黎明之时,仍然可以听得见远处临城鸡鸣的声音。言韶南站在帐外,闭眼听着这鸡鸣声,看起来无比享受,吴否就在他身侧,对言韶南这个样子极为不解,这鸡咯咯的声音有啥子好听嘀。
“吴将军,你听,看来临城还好哩,居然连鸡都没杀来吃。”言韶南深吸了口气,睁开眼睛,一副轻松的笑容看着吴否。“殿下,你这是说啥子嘛。说句不该说的,满嘴,抹油。“
言韶南学着吴否的口音对他喷道:“嗬,你这莽子。非要是一天苦大仇深的模样示人才巴适嗦。”然后回归到原来的口音道:“莽夫即莽夫呀。”说着便背起手来,但是左手一痛又背不起,只好正常点地走进帐中,只留下吴否满脸呆头呆脑地在风中萧瑟了。

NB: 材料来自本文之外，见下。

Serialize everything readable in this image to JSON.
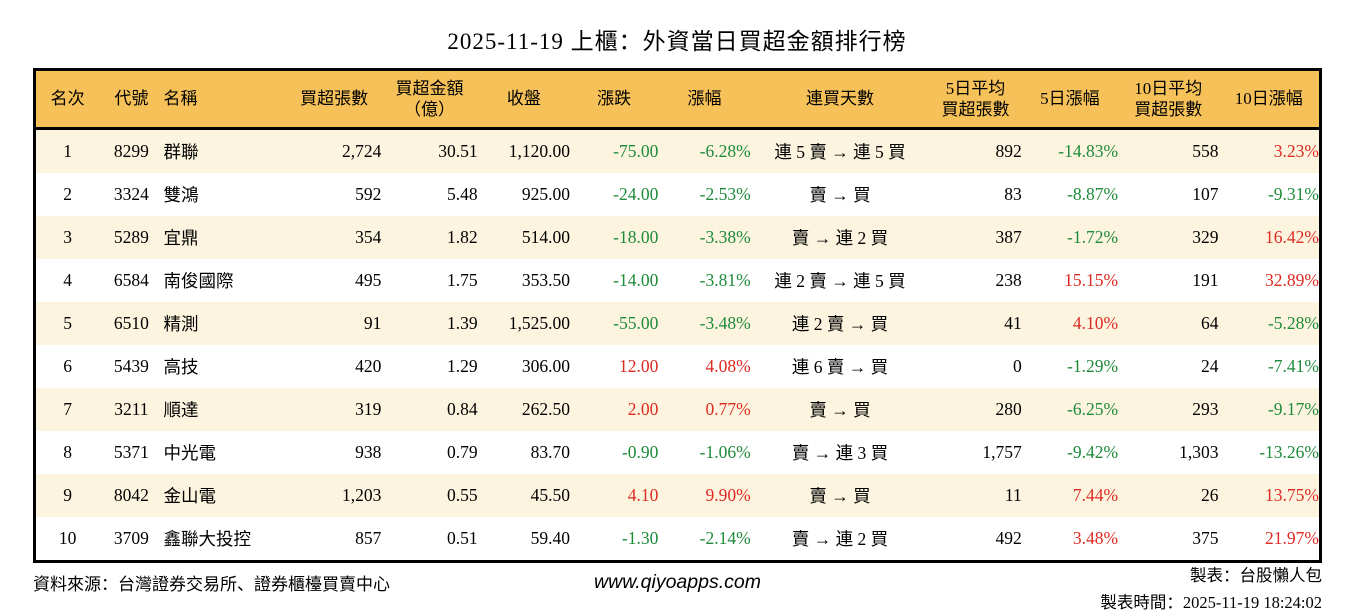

还有五十里的样子就要到临城了,但是因为昨晚上的突袭,又将行程推迟了下来。虽然是小规模的攻击,但是言韶南还是害怕前面有什么埋伏。想到这儿,言韶南就浑身不舒服,我在明处担忧,敌人却在暗处无感。被无数双无形的眼睛盯着,任谁也会觉得难受。
他已经有些沉不住气了,到底企划这场战争的人有什么阴谋,那个负责战争的主帅又是谁呢?只知道兵祸围城,粮食远运,使他们进退两难。若进,不光要面临着埋伏的必然可能,还有想想粮食的负担,毕竟他们这次出军,带的粮食也不足那么多人去分的——城中的人们可都算是一匹匹饿狼呀,他们吃了,将士们吃什么,若这又是个计,有大量军队再围了过来,这可不好对付。若退了,先去将粮食的问题解决好了,再快马前去临城解围,恐怕去了那黄花菜都凉了,更是算损失惨重。
到底怎么样才能以最小的代价,解了这个阴阳局?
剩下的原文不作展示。